Is there such a thing as a G-spot, and does every woman have one?
If you don’t know where your G-spot is, don’t be alarmed.
It was only recently verified as a part of a woman’s physical anatomy in 2001, and not published as an actual “finding” until 2007.
If you DO know where your g-spot is, you may still have questions about how it works, and why it may seem to fluctuate in sensitivity at different points throughout your life.
I was clueless about what and where my G-spot was for most of my life.
It sounded like this amazing body part that some women were lucky enough to be born with, and some women (like myself at that time) were simply destined to live without it.
Luckily I was completely and totally wrong.
Yes Virginia, every woman has a G-spot.
It’s an actual part of your physical anatomy, and unless your genitalia departs from the norm, you are destined to have one.
You will “find” your G-spot about 1.5-to-2.5 inches inside your vagina, on the anterior (front) wall.

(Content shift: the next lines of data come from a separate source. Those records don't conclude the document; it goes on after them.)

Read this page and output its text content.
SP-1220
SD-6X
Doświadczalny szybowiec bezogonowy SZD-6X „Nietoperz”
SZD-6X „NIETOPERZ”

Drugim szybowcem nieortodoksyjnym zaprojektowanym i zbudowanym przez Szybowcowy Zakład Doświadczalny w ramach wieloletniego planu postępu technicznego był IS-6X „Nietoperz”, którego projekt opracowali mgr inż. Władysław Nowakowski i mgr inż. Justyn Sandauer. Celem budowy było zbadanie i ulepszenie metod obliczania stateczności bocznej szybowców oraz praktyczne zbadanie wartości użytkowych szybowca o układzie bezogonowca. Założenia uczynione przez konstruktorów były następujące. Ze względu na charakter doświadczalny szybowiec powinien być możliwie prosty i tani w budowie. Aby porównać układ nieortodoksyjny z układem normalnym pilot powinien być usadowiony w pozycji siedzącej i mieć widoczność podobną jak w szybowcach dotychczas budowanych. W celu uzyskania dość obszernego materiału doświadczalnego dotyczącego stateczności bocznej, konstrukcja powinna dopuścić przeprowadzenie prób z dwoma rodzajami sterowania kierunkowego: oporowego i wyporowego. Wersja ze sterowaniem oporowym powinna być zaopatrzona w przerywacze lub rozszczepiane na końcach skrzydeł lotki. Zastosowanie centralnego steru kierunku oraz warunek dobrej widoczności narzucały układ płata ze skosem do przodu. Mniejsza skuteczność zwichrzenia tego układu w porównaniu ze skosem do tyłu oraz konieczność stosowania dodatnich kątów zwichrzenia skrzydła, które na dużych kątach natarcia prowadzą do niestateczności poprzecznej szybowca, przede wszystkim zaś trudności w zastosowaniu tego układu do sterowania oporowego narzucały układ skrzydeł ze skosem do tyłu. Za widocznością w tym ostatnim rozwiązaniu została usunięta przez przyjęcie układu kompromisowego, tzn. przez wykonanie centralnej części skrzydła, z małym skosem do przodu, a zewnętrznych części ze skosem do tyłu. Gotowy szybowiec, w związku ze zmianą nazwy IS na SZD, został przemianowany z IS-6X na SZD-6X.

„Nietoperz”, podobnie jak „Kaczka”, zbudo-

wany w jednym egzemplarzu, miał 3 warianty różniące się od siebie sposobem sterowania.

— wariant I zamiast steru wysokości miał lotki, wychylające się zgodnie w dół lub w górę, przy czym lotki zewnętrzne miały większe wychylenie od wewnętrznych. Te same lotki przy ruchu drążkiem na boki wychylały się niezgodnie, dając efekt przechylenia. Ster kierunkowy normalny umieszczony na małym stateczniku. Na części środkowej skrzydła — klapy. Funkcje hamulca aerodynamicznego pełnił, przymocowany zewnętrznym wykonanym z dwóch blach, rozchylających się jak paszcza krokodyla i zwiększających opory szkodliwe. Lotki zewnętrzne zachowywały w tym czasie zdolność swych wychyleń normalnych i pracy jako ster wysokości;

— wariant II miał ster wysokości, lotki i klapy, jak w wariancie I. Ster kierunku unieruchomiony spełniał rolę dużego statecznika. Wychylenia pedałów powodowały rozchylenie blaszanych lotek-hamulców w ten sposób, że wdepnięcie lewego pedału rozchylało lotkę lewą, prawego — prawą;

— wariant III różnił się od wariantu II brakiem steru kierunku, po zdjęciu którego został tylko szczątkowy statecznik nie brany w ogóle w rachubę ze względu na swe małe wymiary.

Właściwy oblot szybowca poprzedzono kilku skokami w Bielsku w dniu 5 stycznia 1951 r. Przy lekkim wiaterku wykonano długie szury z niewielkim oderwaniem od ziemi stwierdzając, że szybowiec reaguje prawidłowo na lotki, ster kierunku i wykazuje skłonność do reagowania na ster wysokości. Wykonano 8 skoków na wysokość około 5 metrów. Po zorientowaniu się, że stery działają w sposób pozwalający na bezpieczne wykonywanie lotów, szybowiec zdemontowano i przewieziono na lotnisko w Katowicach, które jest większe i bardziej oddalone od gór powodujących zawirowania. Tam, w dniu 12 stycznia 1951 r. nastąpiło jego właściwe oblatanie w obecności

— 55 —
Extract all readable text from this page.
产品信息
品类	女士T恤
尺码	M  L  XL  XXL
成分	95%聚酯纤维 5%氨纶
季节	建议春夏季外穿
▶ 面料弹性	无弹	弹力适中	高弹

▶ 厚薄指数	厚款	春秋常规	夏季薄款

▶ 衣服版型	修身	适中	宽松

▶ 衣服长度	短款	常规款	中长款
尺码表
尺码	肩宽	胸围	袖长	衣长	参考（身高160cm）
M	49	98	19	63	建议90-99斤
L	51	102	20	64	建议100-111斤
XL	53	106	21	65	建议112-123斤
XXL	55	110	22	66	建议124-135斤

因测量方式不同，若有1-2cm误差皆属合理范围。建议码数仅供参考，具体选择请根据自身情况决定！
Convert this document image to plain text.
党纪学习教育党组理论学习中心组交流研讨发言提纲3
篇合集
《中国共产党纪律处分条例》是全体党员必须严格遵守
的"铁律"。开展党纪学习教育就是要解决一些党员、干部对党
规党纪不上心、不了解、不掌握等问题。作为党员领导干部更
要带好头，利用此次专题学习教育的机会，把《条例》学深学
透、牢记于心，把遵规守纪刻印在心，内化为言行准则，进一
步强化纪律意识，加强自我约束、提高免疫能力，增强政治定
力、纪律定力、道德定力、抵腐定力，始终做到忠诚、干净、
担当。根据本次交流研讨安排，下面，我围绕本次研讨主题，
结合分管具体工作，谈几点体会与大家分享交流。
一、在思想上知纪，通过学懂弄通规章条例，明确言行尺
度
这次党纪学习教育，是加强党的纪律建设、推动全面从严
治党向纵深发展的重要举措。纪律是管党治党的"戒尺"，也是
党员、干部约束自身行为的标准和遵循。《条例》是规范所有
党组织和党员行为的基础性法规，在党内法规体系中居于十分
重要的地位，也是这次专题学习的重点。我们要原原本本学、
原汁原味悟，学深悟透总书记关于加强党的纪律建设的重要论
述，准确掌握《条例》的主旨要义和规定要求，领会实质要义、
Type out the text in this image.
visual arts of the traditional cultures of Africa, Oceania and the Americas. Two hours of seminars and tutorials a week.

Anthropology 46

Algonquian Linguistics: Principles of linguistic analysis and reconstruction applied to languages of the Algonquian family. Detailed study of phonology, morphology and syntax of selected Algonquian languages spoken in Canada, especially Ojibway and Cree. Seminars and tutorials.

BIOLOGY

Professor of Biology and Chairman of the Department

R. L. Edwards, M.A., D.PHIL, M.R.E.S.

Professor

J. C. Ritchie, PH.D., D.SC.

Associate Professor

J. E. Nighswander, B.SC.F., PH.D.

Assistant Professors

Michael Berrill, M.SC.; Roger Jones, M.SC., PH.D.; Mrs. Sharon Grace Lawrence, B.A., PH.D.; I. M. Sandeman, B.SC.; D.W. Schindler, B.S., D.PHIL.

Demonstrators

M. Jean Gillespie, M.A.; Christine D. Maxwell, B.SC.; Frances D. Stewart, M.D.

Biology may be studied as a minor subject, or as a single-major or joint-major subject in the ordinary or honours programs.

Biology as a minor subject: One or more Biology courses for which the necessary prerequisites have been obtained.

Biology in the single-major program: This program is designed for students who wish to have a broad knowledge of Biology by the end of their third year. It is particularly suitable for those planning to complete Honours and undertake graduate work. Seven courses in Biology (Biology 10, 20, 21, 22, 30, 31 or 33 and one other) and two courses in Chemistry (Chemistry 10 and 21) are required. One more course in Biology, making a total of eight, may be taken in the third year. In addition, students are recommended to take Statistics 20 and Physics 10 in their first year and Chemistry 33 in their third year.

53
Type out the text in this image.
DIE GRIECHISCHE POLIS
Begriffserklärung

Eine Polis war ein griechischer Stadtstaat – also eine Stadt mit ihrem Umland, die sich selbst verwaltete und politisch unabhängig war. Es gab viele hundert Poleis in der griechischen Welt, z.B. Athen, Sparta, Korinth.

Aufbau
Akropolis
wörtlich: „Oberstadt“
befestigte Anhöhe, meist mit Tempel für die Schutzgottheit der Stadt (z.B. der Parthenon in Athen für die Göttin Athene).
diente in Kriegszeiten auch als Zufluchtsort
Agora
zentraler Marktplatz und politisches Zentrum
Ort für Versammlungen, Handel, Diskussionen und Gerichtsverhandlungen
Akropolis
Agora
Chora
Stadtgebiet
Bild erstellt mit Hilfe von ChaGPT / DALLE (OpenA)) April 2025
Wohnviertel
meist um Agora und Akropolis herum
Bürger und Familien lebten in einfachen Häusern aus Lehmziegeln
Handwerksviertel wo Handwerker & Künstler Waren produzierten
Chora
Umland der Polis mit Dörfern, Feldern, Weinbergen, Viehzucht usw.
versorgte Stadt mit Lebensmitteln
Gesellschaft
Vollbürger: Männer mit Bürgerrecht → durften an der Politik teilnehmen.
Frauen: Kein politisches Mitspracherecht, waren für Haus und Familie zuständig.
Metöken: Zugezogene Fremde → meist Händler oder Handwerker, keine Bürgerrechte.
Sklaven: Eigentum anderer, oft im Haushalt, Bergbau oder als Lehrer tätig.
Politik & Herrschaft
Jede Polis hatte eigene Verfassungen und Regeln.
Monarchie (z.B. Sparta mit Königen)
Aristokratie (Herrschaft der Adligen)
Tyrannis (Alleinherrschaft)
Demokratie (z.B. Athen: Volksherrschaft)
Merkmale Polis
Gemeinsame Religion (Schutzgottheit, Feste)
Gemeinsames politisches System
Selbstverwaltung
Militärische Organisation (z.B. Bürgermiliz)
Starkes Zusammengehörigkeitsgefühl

The flesh will feel slightly textured, or rough like corduroy or a cat’s tongue. If you make a “hook” with your finger, in a ‘come here’ motion and press up and into the body with slight pressure, you will feel the back end of the G-spot and maybe even some pleasurable “pressure” sensations.
The G-spot includes the entire area from the tip of where your finger is pressing, all the way to the vaginal opening.
Other than its location, the other important thing to understand about your G-spot is the way it works.
If you base your personal experience of your G-spot on some of the stories you’ve heard, you probably expect that the moment you touch it, you’ll be overwhelmed with the most explosive orgasms of your life and instantaneously reduced to a puddle of pleasure.
It doesn’t quite work that way.
Your G-spot is made up of spongy erectile tissue, which will literally engorge and become erect, kind of like a penis does, but on the inside. In fact – women have as much erectile tissue internally as a man does externally, but it can take anywhere from 20-45 minutes for that tissue to become fully engorged and for our bodies to become fully aroused.
So your G-spot isn’t necessarily going to feel amazing the moment you touch it.
It needs to go through a process of arousal, and this arousal usually comes from some sort of direct stimulation, be it a finger or sex toy or, depending on the angle, a penis.
The other thing to be aware of is that women store emotional, sexual, psychological “trauma” or “stress” in our sexual organs, specifically the G-spot area. So many women may feel numb, irritated, or even pain when that area is stimulated.
If this is your experience, please understand that this is completely normal and part of a healing process.
Given the lack of accurate sex education in our culture, it’s no surprise that most women and men are confused about their sexual anatomy and sexual pleasure responses.
I celebrate your courage in seeking to understand more about your body and beginning the process of reclaiming your birthright to pleasure.